Saturday, February 27, 2010

The supply of savings in an Islamic finance is free from the influence of external intervention such as the interest rate. If this is true, how this will motivate people to put their money in Islamic bank deposits?

The reason for the prohibition of riba (interest or usury) is because it is unjust to the borrower. However, in some case, it might also unjust to the lender and the lenders to the banks are the depositors. Banks collect the saving of all small savers and give loans to the entrepreneurs who required capital for business. 

In hyper-inflationary economy, the borrowers might be charged interests up to 15% or more which may not even compensate the rate of inflation. Based on this rate of interest and minus the administrative expenses of the banks and their own margin, they pass this on as the different between the borrowing rate and the lending rate. In many countries, banks are legally prohibited from paying a rate of interest higher than the one specified by law (e.g. United States, the Regulation ‘Q’ places ceiling on the interest rate to be paid by banks to the depositors). Therefore, a contract which is based on interest cannot adjust itself (and banks are only allowed to pay rate of return or interest up the specified limit). Therefore, the rate of return cannot adjust to the rate of inflation and lenders are, at a disadvantage. In addition, when the rate of inflation is high, the real rate of return can becomes negative.

This implies that saving depositors under Islamic banking would be receiving the nominal amount of the deposit regardless of inflation. As mentioned above, in an inflationary situation, the value of the savings deposit may be eroded in a short period of time if there is no corresponding compensation in the form of a return on the deposit. However, from the point of view of Islamic banking proponents, the answer to the above problem lies with the depositor, not with the Islamic bank. In Islam, risk-taking is commended and if the depositor is interested in getting any return, he should take the risk and put his money in investment deposit accounts. If the depositor is interested in a return, there is no guarantee of the protection of the deposit since earning a return could only be achieved by putting the deposit at risk on a Profit and Loss Sharing (PLS) basis. Investment depositors place their funds in investment accounts and are supposed to share in the profit and loss of the investment operations of the bank under the doctrine of mudarabah (profit sharing). Under the arrangement, the bank will use the deposits for investment purposes. The profit will be shared between the bank and the customers. At the same time, the investment account holders bear part of the losses if the project fails. 

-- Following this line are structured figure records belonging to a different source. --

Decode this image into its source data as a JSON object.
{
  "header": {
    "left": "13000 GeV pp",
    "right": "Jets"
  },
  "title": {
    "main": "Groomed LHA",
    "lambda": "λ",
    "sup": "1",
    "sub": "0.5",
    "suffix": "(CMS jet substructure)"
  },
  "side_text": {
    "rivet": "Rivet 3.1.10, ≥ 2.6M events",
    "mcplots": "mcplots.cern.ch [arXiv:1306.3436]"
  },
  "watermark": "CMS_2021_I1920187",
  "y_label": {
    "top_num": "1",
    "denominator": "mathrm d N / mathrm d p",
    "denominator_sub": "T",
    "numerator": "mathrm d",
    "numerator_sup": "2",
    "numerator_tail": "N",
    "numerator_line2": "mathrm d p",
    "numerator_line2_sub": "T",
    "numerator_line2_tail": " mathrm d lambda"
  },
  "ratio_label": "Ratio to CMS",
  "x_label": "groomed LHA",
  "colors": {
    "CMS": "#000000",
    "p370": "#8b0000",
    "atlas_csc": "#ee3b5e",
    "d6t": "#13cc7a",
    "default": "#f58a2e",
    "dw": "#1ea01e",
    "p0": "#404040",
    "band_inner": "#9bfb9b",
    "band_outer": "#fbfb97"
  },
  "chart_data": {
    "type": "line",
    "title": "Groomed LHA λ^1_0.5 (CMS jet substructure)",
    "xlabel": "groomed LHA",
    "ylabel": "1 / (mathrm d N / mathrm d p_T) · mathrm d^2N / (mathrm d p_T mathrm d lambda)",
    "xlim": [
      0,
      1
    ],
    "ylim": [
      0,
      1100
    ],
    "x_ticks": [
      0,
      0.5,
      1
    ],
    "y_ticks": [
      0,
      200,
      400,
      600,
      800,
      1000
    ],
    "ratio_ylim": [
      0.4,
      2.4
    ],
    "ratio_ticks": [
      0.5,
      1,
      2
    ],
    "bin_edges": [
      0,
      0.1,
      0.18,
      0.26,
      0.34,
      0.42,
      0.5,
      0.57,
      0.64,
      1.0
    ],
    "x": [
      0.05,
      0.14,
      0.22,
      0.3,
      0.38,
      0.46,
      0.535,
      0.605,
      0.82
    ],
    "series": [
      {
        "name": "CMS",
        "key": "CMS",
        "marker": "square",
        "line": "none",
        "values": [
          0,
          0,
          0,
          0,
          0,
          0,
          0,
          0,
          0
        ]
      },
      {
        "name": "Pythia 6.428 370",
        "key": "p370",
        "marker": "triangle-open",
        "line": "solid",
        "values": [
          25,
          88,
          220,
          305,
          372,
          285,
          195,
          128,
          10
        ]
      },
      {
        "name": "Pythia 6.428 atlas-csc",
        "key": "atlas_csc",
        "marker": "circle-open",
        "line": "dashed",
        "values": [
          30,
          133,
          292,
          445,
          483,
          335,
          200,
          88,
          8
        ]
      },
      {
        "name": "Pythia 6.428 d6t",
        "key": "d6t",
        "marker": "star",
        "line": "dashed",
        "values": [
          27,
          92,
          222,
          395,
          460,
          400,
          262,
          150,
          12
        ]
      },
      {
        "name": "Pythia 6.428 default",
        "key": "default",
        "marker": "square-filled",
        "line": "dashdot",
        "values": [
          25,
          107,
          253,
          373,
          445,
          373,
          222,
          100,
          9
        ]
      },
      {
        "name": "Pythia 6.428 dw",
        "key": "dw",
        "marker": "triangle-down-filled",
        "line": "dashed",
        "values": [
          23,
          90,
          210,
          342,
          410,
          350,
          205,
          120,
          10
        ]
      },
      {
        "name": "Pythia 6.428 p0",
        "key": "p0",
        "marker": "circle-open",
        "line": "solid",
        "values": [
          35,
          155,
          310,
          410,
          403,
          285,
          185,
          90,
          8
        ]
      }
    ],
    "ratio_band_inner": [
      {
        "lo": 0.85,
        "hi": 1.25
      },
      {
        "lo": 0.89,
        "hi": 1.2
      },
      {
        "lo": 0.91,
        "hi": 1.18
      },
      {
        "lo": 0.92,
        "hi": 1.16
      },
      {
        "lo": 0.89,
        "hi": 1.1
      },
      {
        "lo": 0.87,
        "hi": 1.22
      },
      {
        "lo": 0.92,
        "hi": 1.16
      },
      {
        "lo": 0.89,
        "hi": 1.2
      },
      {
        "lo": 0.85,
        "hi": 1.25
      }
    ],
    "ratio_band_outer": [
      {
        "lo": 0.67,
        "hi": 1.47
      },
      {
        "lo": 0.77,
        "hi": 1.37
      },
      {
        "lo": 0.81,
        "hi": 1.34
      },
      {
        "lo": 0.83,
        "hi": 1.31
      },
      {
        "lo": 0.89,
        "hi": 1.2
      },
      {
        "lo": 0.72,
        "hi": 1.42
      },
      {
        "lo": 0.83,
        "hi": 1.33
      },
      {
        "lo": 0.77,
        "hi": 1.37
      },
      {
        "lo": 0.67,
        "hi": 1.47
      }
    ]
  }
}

With PLS, since prices increase and the rate of return of the project also increases along with the rate of inflation, the real rate of return does not end in a loss. The real rate of return is positive. The banks also interested to maximise their profit and will share in an equitable manner with the depositors. There will be, in a small number of cases, whereby a few enterprises which end in a loss, but by and large in a growing economy, the rate of return is positive, and enterprises will normally achieve, a positive real rate of return. In some cases, the banks which practice mudarabah is able to give return up to 15% or more. This is definitely higher compare to average of 3.5% - 4.0% rate of return from conventional fixed deposits.